By default OpenVPN Access Server works with Layer 3 routing mode. In this mode a private subnet is configured for the VPN client subnet. This private subnet must be different from other subnets used in your networks, and clients automatically get IP addresses assigned from this subnet when they log on. This is automated. Usually it goes in a sequential order until it reaches the end of the portion of the subnet available to the OpenVPN daemon you get connected to, and then it starts reusing older addresses. This acts a little bit like DHCP but technically we don't run a DHCP server in Access Server, just a sort of rough emulation to assign addresses automatically.

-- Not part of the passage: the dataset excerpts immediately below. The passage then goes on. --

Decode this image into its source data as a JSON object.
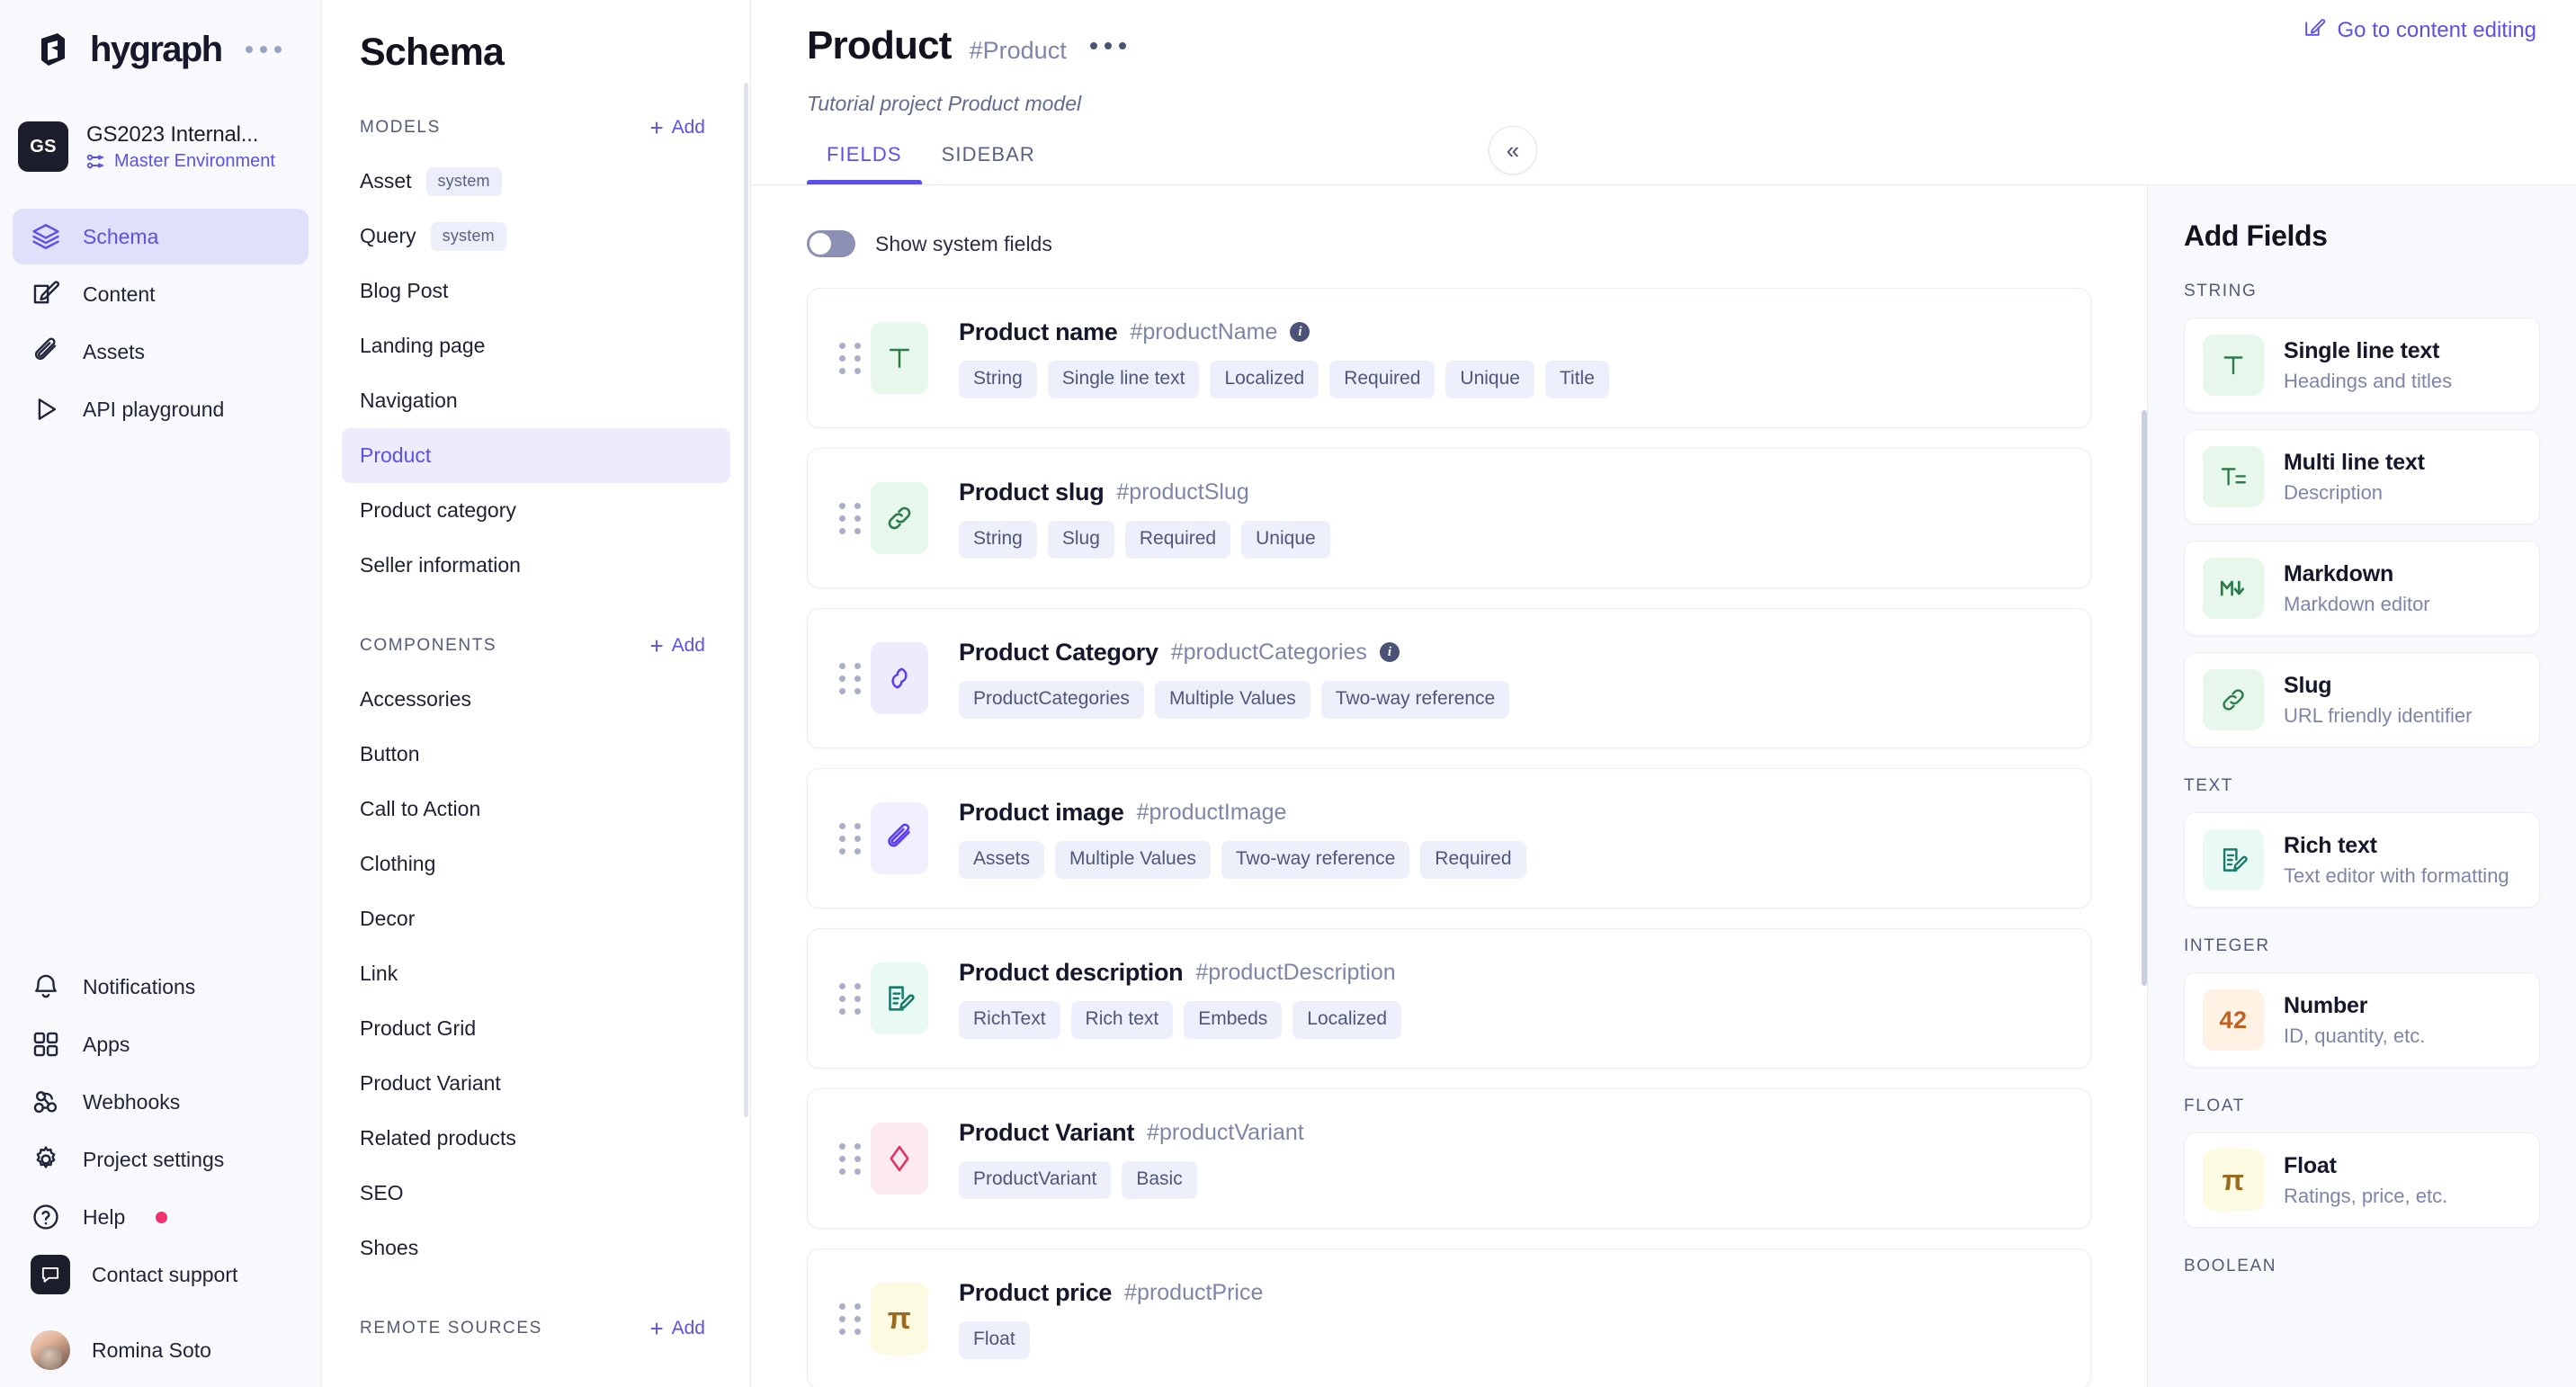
{
  "brand": {
    "name": "hygraph",
    "accent": "#5b51e8"
  },
  "project": {
    "initials": "GS",
    "name": "GS2023 Internal...",
    "environment": "Master Environment"
  },
  "nav_primary": [
    {
      "label": "Schema",
      "icon": "layers-icon",
      "active": true
    },
    {
      "label": "Content",
      "icon": "pencil-square-icon",
      "active": false
    },
    {
      "label": "Assets",
      "icon": "paperclip-icon",
      "active": false
    },
    {
      "label": "API playground",
      "icon": "play-icon",
      "active": false
    }
  ],
  "nav_secondary": [
    {
      "label": "Notifications",
      "icon": "bell-icon",
      "badge": false
    },
    {
      "label": "Apps",
      "icon": "grid-icon",
      "badge": false
    },
    {
      "label": "Webhooks",
      "icon": "webhook-icon",
      "badge": false
    },
    {
      "label": "Project settings",
      "icon": "gear-icon",
      "badge": false
    },
    {
      "label": "Help",
      "icon": "question-circle-icon",
      "badge": true
    },
    {
      "label": "Contact support",
      "icon": "chat-icon",
      "badge": false
    }
  ],
  "user": {
    "name": "Romina Soto"
  },
  "schema": {
    "title": "Schema",
    "groups": [
      {
        "label": "MODELS",
        "add_label": "Add",
        "items": [
          {
            "label": "Asset",
            "badge": "system",
            "active": false
          },
          {
            "label": "Query",
            "badge": "system",
            "active": false
          },
          {
            "label": "Blog Post",
            "badge": "",
            "active": false
          },
          {
            "label": "Landing page",
            "badge": "",
            "active": false
          },
          {
            "label": "Navigation",
            "badge": "",
            "active": false
          },
          {
            "label": "Product",
            "badge": "",
            "active": true
          },
          {
            "label": "Product category",
            "badge": "",
            "active": false
          },
          {
            "label": "Seller information",
            "badge": "",
            "active": false
          }
        ]
      },
      {
        "label": "COMPONENTS",
        "add_label": "Add",
        "items": [
          {
            "label": "Accessories",
            "badge": "",
            "active": false
          },
          {
            "label": "Button",
            "badge": "",
            "active": false
          },
          {
            "label": "Call to Action",
            "badge": "",
            "active": false
          },
          {
            "label": "Clothing",
            "badge": "",
            "active": false
          },
          {
            "label": "Decor",
            "badge": "",
            "active": false
          },
          {
            "label": "Link",
            "badge": "",
            "active": false
          },
          {
            "label": "Product Grid",
            "badge": "",
            "active": false
          },
          {
            "label": "Product Variant",
            "badge": "",
            "active": false
          },
          {
            "label": "Related products",
            "badge": "",
            "active": false
          },
          {
            "label": "SEO",
            "badge": "",
            "active": false
          },
          {
            "label": "Shoes",
            "badge": "",
            "active": false
          }
        ]
      },
      {
        "label": "REMOTE SOURCES",
        "add_label": "Add",
        "items": []
      }
    ]
  },
  "header": {
    "title": "Product",
    "api_id": "#Product",
    "description": "Tutorial project Product model",
    "content_link": "Go to content editing",
    "tabs": [
      {
        "label": "FIELDS",
        "active": true
      },
      {
        "label": "SIDEBAR",
        "active": false
      }
    ]
  },
  "fields_toolbar": {
    "show_system_fields_label": "Show system fields",
    "show_system_fields_on": false
  },
  "fields": [
    {
      "name": "Product name",
      "api_id": "#productName",
      "has_info": true,
      "icon": "text-t-icon",
      "icon_bg": "#e7f7ec",
      "icon_color": "#2f7a4d",
      "chips": [
        "String",
        "Single line text",
        "Localized",
        "Required",
        "Unique",
        "Title"
      ]
    },
    {
      "name": "Product slug",
      "api_id": "#productSlug",
      "has_info": false,
      "icon": "link-icon",
      "icon_bg": "#e7f7ec",
      "icon_color": "#2f7a4d",
      "chips": [
        "String",
        "Slug",
        "Required",
        "Unique"
      ]
    },
    {
      "name": "Product Category",
      "api_id": "#productCategories",
      "has_info": true,
      "icon": "reference-icon",
      "icon_bg": "#eeebfd",
      "icon_color": "#5b3df0",
      "chips": [
        "ProductCategories",
        "Multiple Values",
        "Two-way reference"
      ]
    },
    {
      "name": "Product image",
      "api_id": "#productImage",
      "has_info": false,
      "icon": "paperclip-icon",
      "icon_bg": "#f1effd",
      "icon_color": "#5b3df0",
      "chips": [
        "Assets",
        "Multiple Values",
        "Two-way reference",
        "Required"
      ]
    },
    {
      "name": "Product description",
      "api_id": "#productDescription",
      "has_info": false,
      "icon": "richtext-icon",
      "icon_bg": "#e8faf3",
      "icon_color": "#177a6a",
      "chips": [
        "RichText",
        "Rich text",
        "Embeds",
        "Localized"
      ]
    },
    {
      "name": "Product Variant",
      "api_id": "#productVariant",
      "has_info": false,
      "icon": "diamond-icon",
      "icon_bg": "#fdeaf0",
      "icon_color": "#e0315f",
      "chips": [
        "ProductVariant",
        "Basic"
      ]
    },
    {
      "name": "Product price",
      "api_id": "#productPrice",
      "has_info": false,
      "icon": "pi-icon",
      "icon_bg": "#fcfbe2",
      "icon_color": "#9a6b1e",
      "chips": [
        "Float"
      ]
    }
  ],
  "add_fields": {
    "title": "Add Fields",
    "groups": [
      {
        "label": "STRING",
        "cards": [
          {
            "name": "Single line text",
            "sub": "Headings and titles",
            "icon": "text-t-icon",
            "icon_bg": "#e7f7ec",
            "icon_color": "#2f7a4d"
          },
          {
            "name": "Multi line text",
            "sub": "Description",
            "icon": "text-lines-icon",
            "icon_bg": "#e7f7ec",
            "icon_color": "#2f7a4d"
          },
          {
            "name": "Markdown",
            "sub": "Markdown editor",
            "icon": "markdown-icon",
            "icon_bg": "#e7f7ec",
            "icon_color": "#2f7a4d"
          },
          {
            "name": "Slug",
            "sub": "URL friendly identifier",
            "icon": "link-icon",
            "icon_bg": "#e7f7ec",
            "icon_color": "#2f7a4d"
          }
        ]
      },
      {
        "label": "TEXT",
        "cards": [
          {
            "name": "Rich text",
            "sub": "Text editor with formatting",
            "icon": "richtext-icon",
            "icon_bg": "#e8faf3",
            "icon_color": "#177a6a"
          }
        ]
      },
      {
        "label": "INTEGER",
        "cards": [
          {
            "name": "Number",
            "sub": "ID, quantity, etc.",
            "icon": "number-42-icon",
            "icon_bg": "#fdf2e4",
            "icon_color": "#c2601f",
            "glyph": "42"
          }
        ]
      },
      {
        "label": "FLOAT",
        "cards": [
          {
            "name": "Float",
            "sub": "Ratings, price, etc.",
            "icon": "pi-icon",
            "icon_bg": "#fcfbe2",
            "icon_color": "#9a6b1e",
            "glyph": "π"
          }
        ]
      },
      {
        "label": "BOOLEAN",
        "cards": []
      }
    ]
  }
}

The subnet that users get addresses from automatically is found in the Admin UI under VPN Settings, Dynamic IP Address Network.

You can set up a second private subnet, a different one, in the VPN Settings page in the Admin UI, in the section titled Static IP Address Network (optional). Set up a unique subnet there and the Access Server will then have a subnet it can use for static IP address assignment.

The procedure described by the above article can only be executed by the administrator of the VPN server. If you are not the administrator of the VPN server, then this is impossible. Many VPN servers do not even have the above feature.